La vice-présidente européenne de la commission, Margot Wallström, a exprimé sa profonde inquiétude et son indignation quant à cette « forme moderne de l’esclavage » qui vend les femmes « à un prix inférieur au prix du billet d’entrée dans le stade de football ». Son collègue, le vice-président Franco Frattini a fait quelques propositions pour s’attaquer au problème, notamment un contrôle plus sévère aux frontières extérieures et la mise en place, pendant la Coupe du monde, d’un visa de court terme pour les ressortissants des pays considérés comme source de trafic. Il n’a pas donné de liste précise, mais il a évoqué l’Amérique latine, les pays sub-sahariens, l’Asie et l’Europe de l’Est. Il a également proposé une étude sur l’incidence que les différentes législations relatives à la prostitution ont sur le trafic et il a déclaré qu’il est nécessaire de s’intéresser tant à la demande qu’à l’offre.
 
S’exprimant au nom des instances dirigeantes du football européen de l’UEFA, le vice-président Per Ravn Omdal a déclaré que « l’UEFA soutient les efforts entrepris par l’UE pour lutter contre toutes les formes de trafic et d’exploitation des êtres humains ». Mais il a fait remarquer, avec Joseph Blatter, président de la FIFA, que les associations de football ne peuvent pas contrôler ce qui passe en dehors des stades.
 
Le travail des ONG
 
Dagmar Plum de l’association Solidarité avec les femmes en détresse a déclaré que son ONG financera en Allemagne, une hotline dédiée aux victimes, pendant trois mois lors de la Coupe du monde, avec interprétation en espagnol, en portugais et dans les langues des pays de l’Europe de l’Est. « Chaque femme compte.

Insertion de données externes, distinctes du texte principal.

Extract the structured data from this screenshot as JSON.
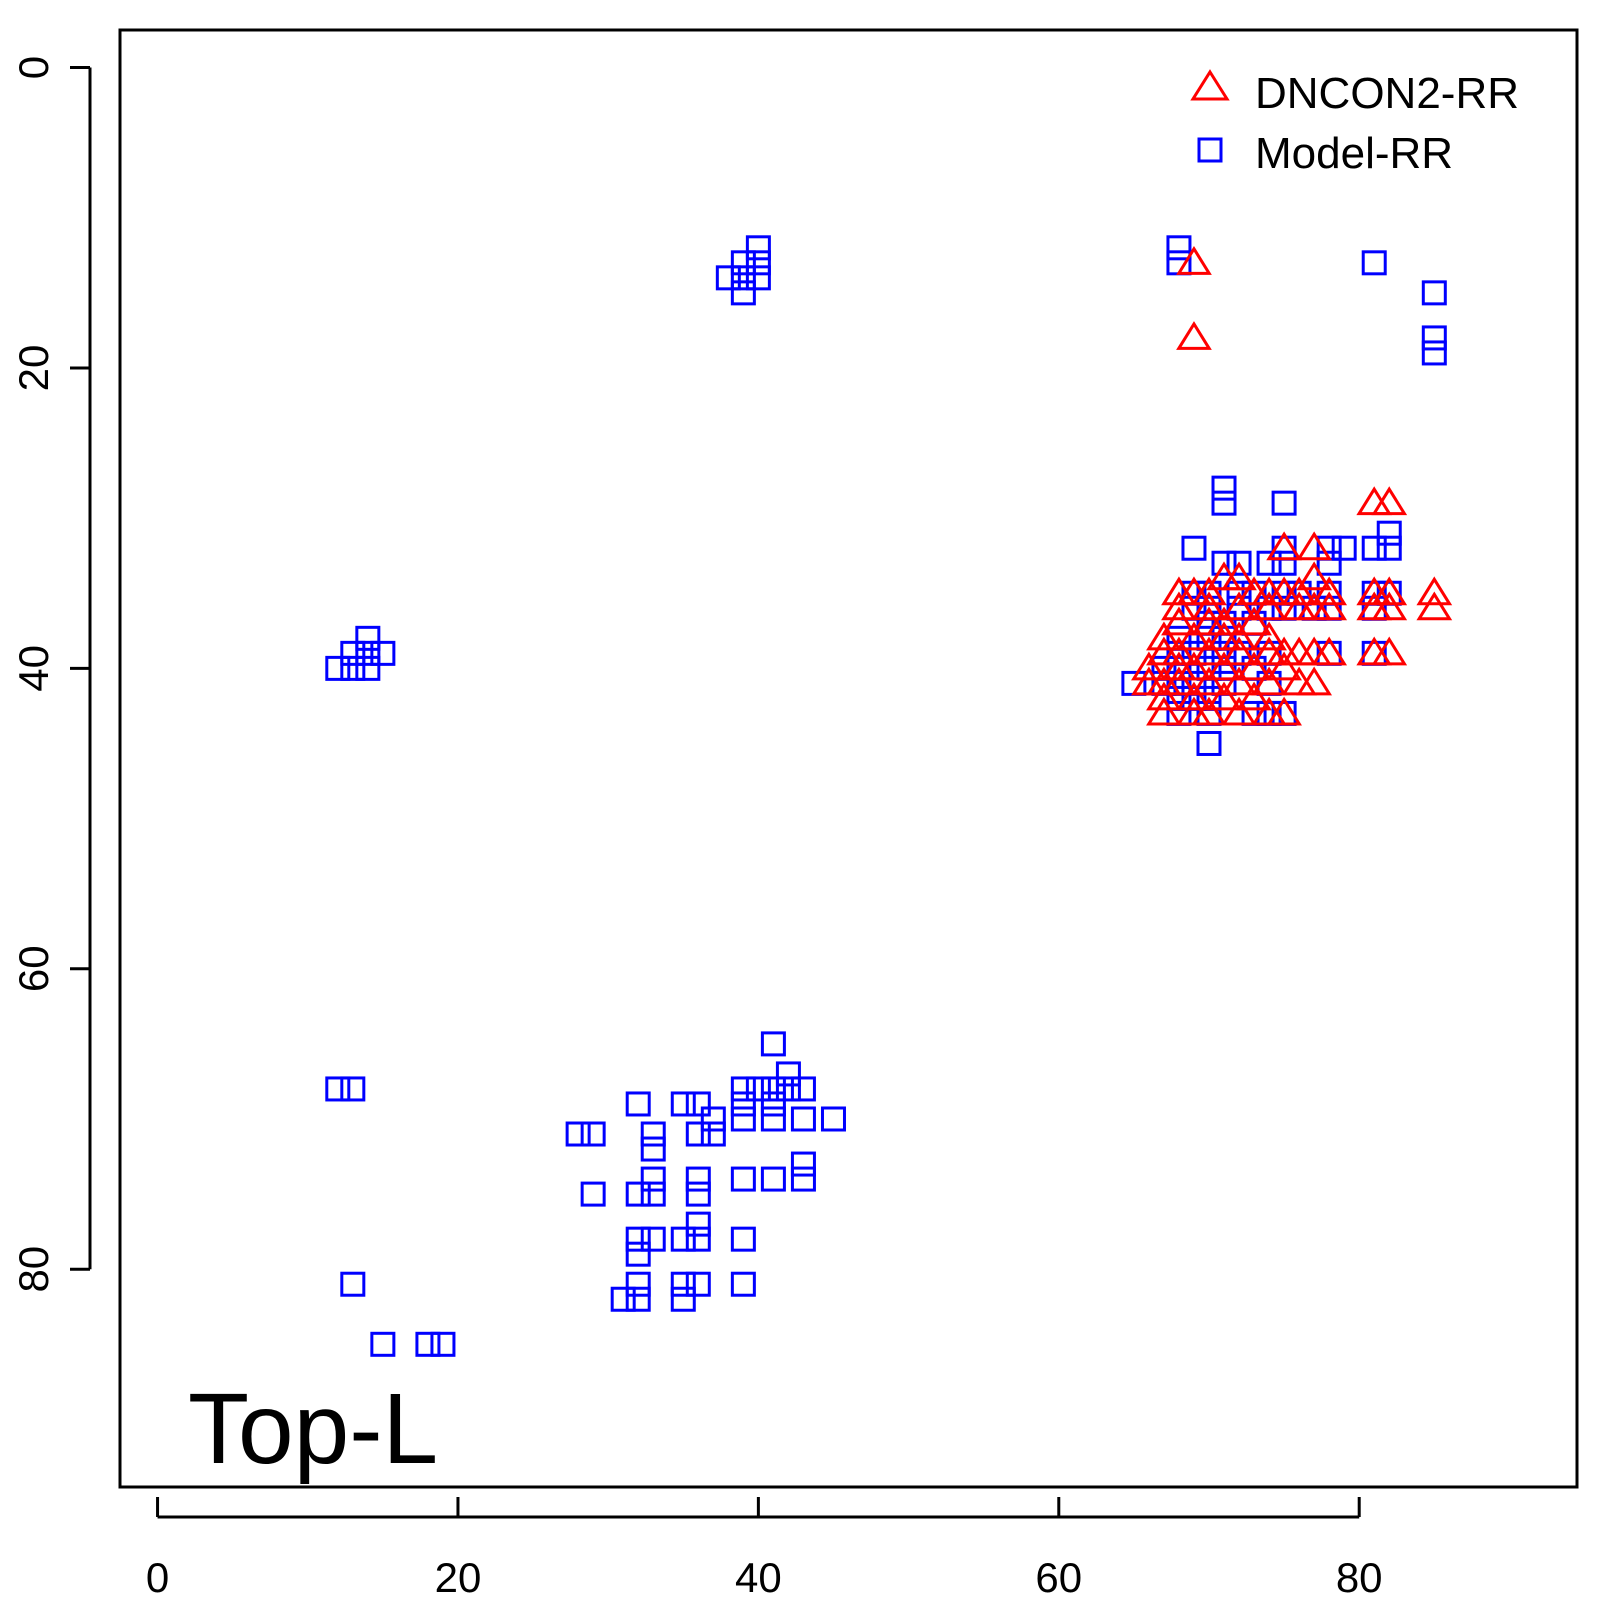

Il s’agit d’une activité très lucrative que nous devons faire cesser. Saviez-vous qu’un trafiquant d’êtres humains peut gagner jusqu’à 67 000 dollars par an en exploitant une seule femme », a déclaré Brunhilde Raiser (Conseil national des organisations féminines allemandes) ? « Nous avons besoin d’une approche à l’échelle européenne pour protéger les victimes, poursuivre les criminels responsables et mettre en place un système de résidence pour les victimes ». Raiser soutient la légalisation allemande de la prostitution qu’elle considère comme une arme efficace pour lutter contre le trafic des êtres humains.
 
Prostitution volontaire ?
 
«ll n’y a aucune différence entre la prostitution volontaire et la prostitution forcée. La législation suédoise (qui considère les acheteurs comme des criminels) fonctionne », déclare Maria Carlshamre (ALDE, SE). « Les problèmes se posent en Allemagne, en Autriche et aux Pays-Bas qui sont des États membres où la prostitution est légale.
 
Hiltrud Breyer, parlementaire allemande du groupe des Verts, qui a lancé l’idée de cette campagne exige le « fair-play » à l’égard de la prostitution forcée pendant la Coupe du monde et appelé la commission à proposer une directive sur la violence contre les femmes. « Ce n’est pas dirigé contre le football en tant que tel », a conclu Christa Prets (PSE, AT), auteur du rapport sur le trafic des êtres humains, adopté par le Parlement européen en janvier. « Il est incroyable de constater que certaines infractions au code de la route sont plus sévèrement sanctionnées que le trafic des êtres humains ».
 
Lorsque le Parlement se réunira en session plénière à Strasbourg, du 13 au 16 mars, les députés saisiront l’occasion d’une question orale à la Commission européenne pour débattre des éventuelles mesures à prendre pour combattre la prostitution forcée lors des grands événements sportifs.